A Knight in Central Park(75)
“Looks like our friend drank from the wrong cup.” Joe bent down and picked Sebastiano up. After Susan prepared a straw bed by the hearth, Joe laid him there.
“He’s going to need a few hours to sleep it off. But right now it looks like I’m going to need your help again.”
“What can I do?” Susan asked.
“I need my cloak. Do you know where Alexandra might have packed it?”
“’Tis with the rest of the blankets in the stable with the horses. I’ll return shortly.”
While Susan ran off, Joe grabbed a cloth from the kitchen. Making quick use of his pocketknife, he poked two holes in the rag, and then tied it about his face. Rebecca had followed him, and she cocked her head as she looked at him.
“With more time and a good seamstress we could do better. But under the circumstances I do believe this will have to do.”
Rebecca gave him a tentative smile, and he found himself thinking what a brave girl she was for one so young. Her mother was killed before her eyes, her father left without a word, and here she was, only six, following her siblings through unfamiliar territory.
Joe knelt down on bended knee and took the mask off. “Everything’s going to be all right, do you know that?”
She nodded.
“Well good. You’re a very brave young girl.”
By the time Susan returned with his cape, he and Rebecca had returned to the main room. Joe spotted a fine looking sword hanging to the right of the hearth, above a detailed tapestry of men during a hunt. He went to the kitchens where the innkeeper was soaking sheets and tablecloths in a wooden trough filled with ashes and caustic soda. Joe followed her to an iron cauldron in the kitchen. “That sword in the other room that hangs near the hearth...would you be interested in selling it?”
“Nay,” she said without looking at him, “’Twas a gift from a kindly nobleman who has long since passed away. I could not possibly part with such a fine weapon.”
From where he stood, Joe watched as Susan reached into Sebastiano’s sack. With excitement on her face, she came quickly to his side and offered the innkeeper four copper shillings for the sword.
“Double that,” the woman said, “and the sword is yours for the keeping.”
Susan happily obliged, handing the woman a pile of coins before making her way back to the hearth.
Joe followed her. “Where do you suppose Sebastiano got all of those coins?”
“If I had to guess,” she said matter-of-factly as she placed the cape about Joe’s shoulders, “I’d say those coins had something to do with his eagerness to help us.”
“Sebastiano is the thief?”
“Aye, but a thief with integrity.”
“The tie is broken,” she said as if it didn’t bother her overly much that her brother and sister had been carted off in Sebastiano’s place. “But my mother’s broach should do well to hold your cloak in place.”
Joe leaned low so that she could pin the cape in place. “So tell me how one can be a thief with integrity?”
She pinned the cape, then watched him take the sword from the wall. He stepped back so Susan could take a look at him.
“Sebastiano only steals from the thieves themselves. And do you know what he plans to do with the money?”
Joe shook his head.
“He will return every copper shilling to the people from whom it was stolen.”
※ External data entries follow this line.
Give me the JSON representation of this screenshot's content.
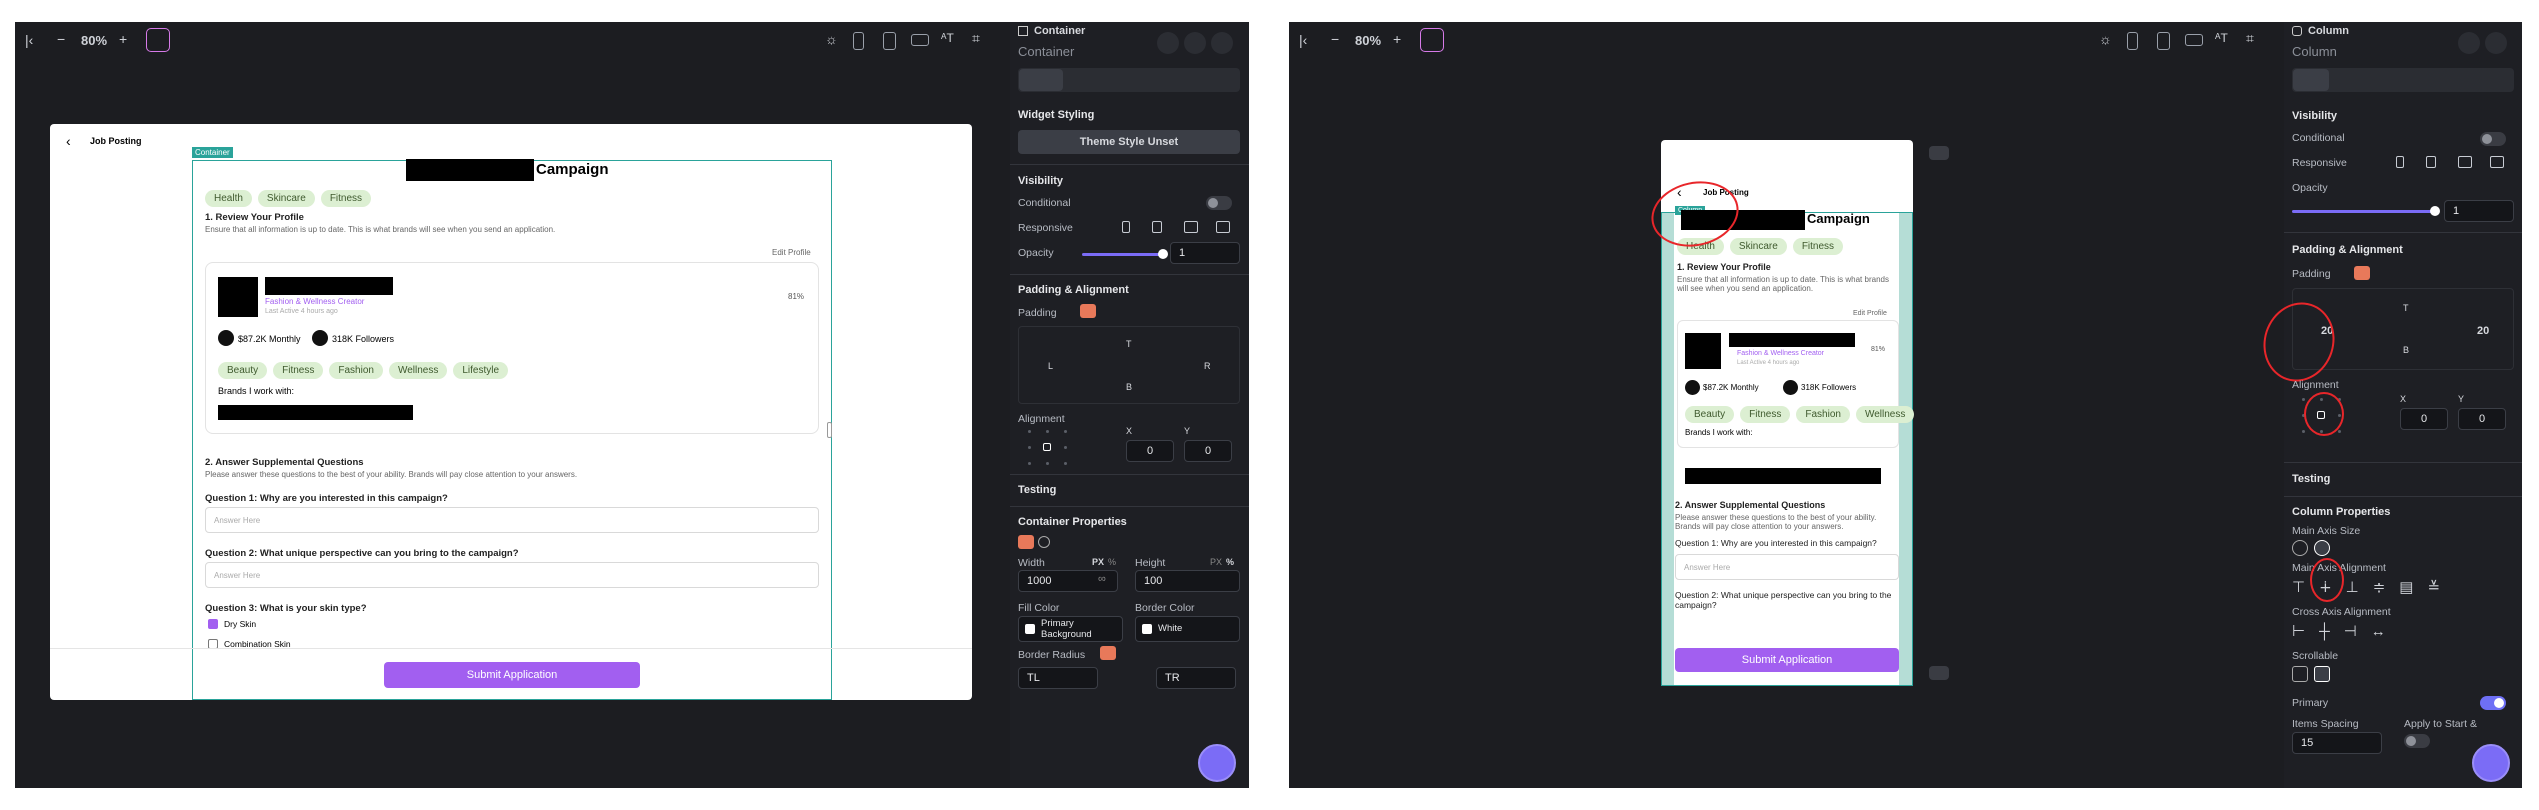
{
  "left": {
    "zoom": "80%",
    "page_header": "Job Posting",
    "container_tag": "Container",
    "campaign_title": "Campaign",
    "tags": [
      "Health",
      "Skincare",
      "Fitness"
    ],
    "section1_title": "1. Review Your Profile",
    "section1_desc": "Ensure that all information is up to date. This is what brands will see when you send an application.",
    "edit_profile": "Edit Profile",
    "creator_role": "Fashion & Wellness Creator",
    "last_active": "Last Active 4 hours ago",
    "score": "81%",
    "monthly": "$87.2K Monthly",
    "followers": "318K Followers",
    "profile_tags": [
      "Beauty",
      "Fitness",
      "Fashion",
      "Wellness",
      "Lifestyle"
    ],
    "brands_label": "Brands I work with:",
    "section2_title": "2. Answer Supplemental Questions",
    "section2_desc": "Please answer these questions to the best of your ability. Brands will pay close attention to your answers.",
    "q1": "Question 1: Why are you interested in this campaign?",
    "q2": "Question 2: What unique perspective can you bring to the campaign?",
    "q3": "Question 3: What is your skin type?",
    "answer_placeholder": "Answer Here",
    "opt1": "Dry Skin",
    "opt2": "Combination Skin",
    "submit": "Submit Application"
  },
  "left_props": {
    "title": "Container",
    "subtitle": "Container",
    "widget_styling": "Widget Styling",
    "theme_btn": "Theme Style Unset",
    "visibility": "Visibility",
    "conditional": "Conditional",
    "responsive": "Responsive",
    "opacity": "Opacity",
    "opacity_val": "1",
    "padding_align": "Padding & Alignment",
    "padding": "Padding",
    "pad_t": "T",
    "pad_b": "B",
    "pad_l": "L",
    "pad_r": "R",
    "alignment": "Alignment",
    "x_label": "X",
    "y_label": "Y",
    "x_val": "0",
    "y_val": "0",
    "testing": "Testing",
    "container_props": "Container Properties",
    "width": "Width",
    "height": "Height",
    "px": "PX",
    "pct": "%",
    "width_val": "1000",
    "height_val": "100",
    "infinity": "∞",
    "fill_color": "Fill Color",
    "border_color": "Border Color",
    "fill_val": "Primary Background",
    "border_val": "White",
    "border_radius": "Border Radius",
    "tl": "TL",
    "tr": "TR"
  },
  "right": {
    "zoom": "80%",
    "page_header": "Job Posting",
    "container_tag": "Column",
    "campaign_title": "Campaign",
    "tags": [
      "Health",
      "Skincare",
      "Fitness"
    ],
    "section1_title": "1. Review Your Profile",
    "section1_desc": "Ensure that all information is up to date. This is what brands will see when you send an application.",
    "edit_profile": "Edit Profile",
    "creator_role": "Fashion & Wellness Creator",
    "last_active": "Last Active 4 hours ago",
    "score": "81%",
    "monthly": "$87.2K Monthly",
    "followers": "318K Followers",
    "profile_tags": [
      "Beauty",
      "Fitness",
      "Fashion",
      "Wellness"
    ],
    "brands_label": "Brands I work with:",
    "section2_title": "2. Answer Supplemental Questions",
    "section2_desc": "Please answer these questions to the best of your ability. Brands will pay close attention to your answers.",
    "q1": "Question 1: Why are you interested in this campaign?",
    "q2": "Question 2: What unique perspective can you bring to the campaign?",
    "answer_placeholder": "Answer Here",
    "submit": "Submit Application"
  },
  "right_props": {
    "title": "Column",
    "subtitle": "Column",
    "visibility": "Visibility",
    "conditional": "Conditional",
    "responsive": "Responsive",
    "opacity": "Opacity",
    "opacity_val": "1",
    "padding_align": "Padding & Alignment",
    "padding": "Padding",
    "pad_t": "T",
    "pad_b": "B",
    "pad_l_val": "20",
    "pad_r_val": "20",
    "alignment": "Alignment",
    "x_label": "X",
    "y_label": "Y",
    "x_val": "0",
    "y_val": "0",
    "testing": "Testing",
    "column_props": "Column Properties",
    "main_axis_size": "Main Axis Size",
    "main_axis_align": "Main Axis Alignment",
    "cross_axis_align": "Cross Axis Alignment",
    "scrollable": "Scrollable",
    "primary": "Primary",
    "items_spacing": "Items Spacing",
    "apply_start": "Apply to Start &",
    "spacing_val": "15"
  },
  "colors": {
    "accent": "#e8795a",
    "purple": "#a25ff0",
    "teal": "#2aa39a",
    "annotation": "#e8262a"
  }
}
“How do you know this?” Joe asked.
“He told me.”
Joe raised a brow.
She shrugged and then examined his attire. “’Tis perfect. You best be off.” She ushered him toward the door. “Are you certain you won’t be needing my help?”
“No. Stay here with Rebecca. Keep her safe.”
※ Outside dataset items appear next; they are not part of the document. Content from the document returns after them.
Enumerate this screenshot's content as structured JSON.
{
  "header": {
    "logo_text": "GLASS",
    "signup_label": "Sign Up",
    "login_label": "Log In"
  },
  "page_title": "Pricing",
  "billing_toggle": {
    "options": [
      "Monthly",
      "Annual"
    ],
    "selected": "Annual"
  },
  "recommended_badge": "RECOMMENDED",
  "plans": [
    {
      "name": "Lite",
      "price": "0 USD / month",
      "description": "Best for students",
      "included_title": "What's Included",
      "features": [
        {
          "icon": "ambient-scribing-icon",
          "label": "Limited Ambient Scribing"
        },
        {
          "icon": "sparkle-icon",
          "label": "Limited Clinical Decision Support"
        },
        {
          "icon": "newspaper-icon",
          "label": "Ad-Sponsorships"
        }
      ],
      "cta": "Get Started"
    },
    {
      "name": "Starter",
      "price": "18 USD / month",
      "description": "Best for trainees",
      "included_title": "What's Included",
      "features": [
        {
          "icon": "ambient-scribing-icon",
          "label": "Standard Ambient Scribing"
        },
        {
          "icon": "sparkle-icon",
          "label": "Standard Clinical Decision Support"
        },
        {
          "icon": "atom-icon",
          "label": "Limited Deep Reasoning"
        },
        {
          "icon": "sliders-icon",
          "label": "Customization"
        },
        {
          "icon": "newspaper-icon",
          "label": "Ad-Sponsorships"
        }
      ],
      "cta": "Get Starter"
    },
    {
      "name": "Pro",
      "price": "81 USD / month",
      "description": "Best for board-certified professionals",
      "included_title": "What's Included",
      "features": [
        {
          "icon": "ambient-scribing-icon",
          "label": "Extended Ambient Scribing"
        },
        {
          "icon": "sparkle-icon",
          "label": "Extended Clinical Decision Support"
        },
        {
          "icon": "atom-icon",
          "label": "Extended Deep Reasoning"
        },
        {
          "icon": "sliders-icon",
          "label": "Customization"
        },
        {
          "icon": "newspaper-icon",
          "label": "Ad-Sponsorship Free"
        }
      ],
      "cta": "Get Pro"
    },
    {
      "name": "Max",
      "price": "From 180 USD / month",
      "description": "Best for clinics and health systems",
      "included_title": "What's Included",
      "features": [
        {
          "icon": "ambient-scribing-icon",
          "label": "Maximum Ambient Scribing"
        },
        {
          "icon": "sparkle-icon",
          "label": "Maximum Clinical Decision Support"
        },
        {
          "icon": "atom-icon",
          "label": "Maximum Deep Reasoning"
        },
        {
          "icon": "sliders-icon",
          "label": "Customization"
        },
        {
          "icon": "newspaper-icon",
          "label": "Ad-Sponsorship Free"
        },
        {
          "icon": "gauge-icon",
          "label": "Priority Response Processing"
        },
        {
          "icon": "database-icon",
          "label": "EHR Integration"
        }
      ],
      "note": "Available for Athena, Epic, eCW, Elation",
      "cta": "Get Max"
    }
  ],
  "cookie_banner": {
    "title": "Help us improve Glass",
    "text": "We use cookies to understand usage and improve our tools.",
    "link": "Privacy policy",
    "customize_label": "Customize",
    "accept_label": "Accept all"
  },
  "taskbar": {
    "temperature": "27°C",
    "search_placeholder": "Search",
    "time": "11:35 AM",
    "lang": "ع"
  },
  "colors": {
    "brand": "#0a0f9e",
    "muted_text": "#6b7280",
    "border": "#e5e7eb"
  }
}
Sebastiano stirred in his sleep. Joe eyed him, suddenly worried about leaving Susan alone with the boy. “Susan,” he said, turning to her.
“Do not fret,” she said as if she were thirty instead of sixteen. “We will be fine until you return. You will return, will you not?”
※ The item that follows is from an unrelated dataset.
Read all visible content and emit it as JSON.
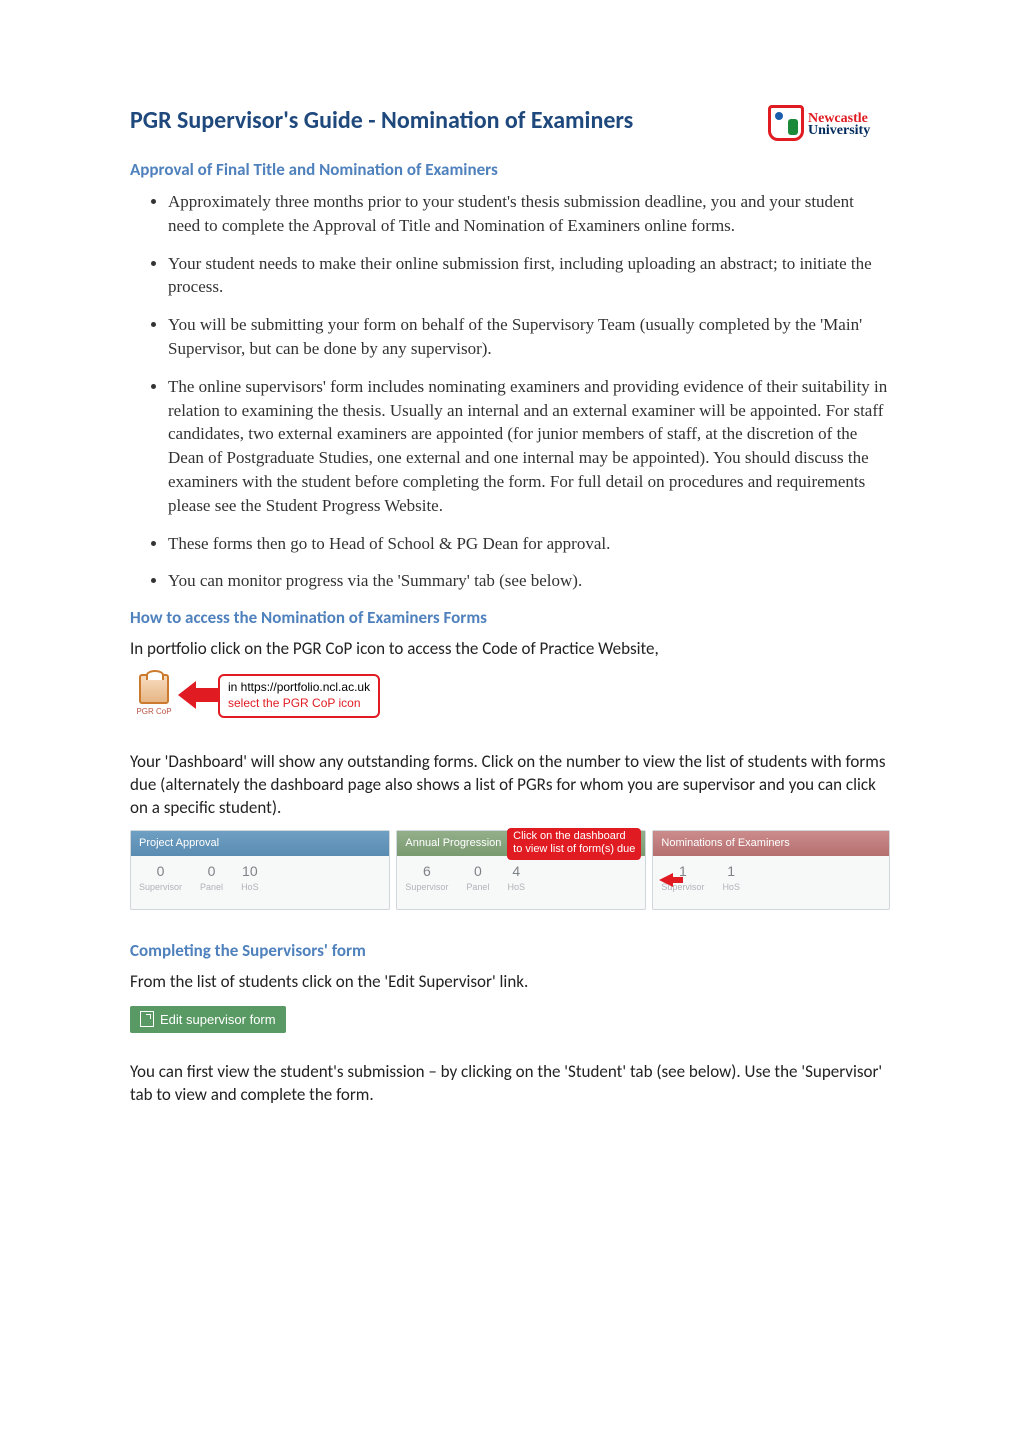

It pained him to hear her ask such a question, but he didn’t blame her. He’d done nothing but grumble since he’d arrived in this world, and Susan had been trying hard to keep her and her siblings from becoming a burden. “The innkeeper has promised to let you and Rebecca stay on until I return with your sister...both of your sisters.”
She grinned.
“I will return for you and Rebecca. I promise you that.”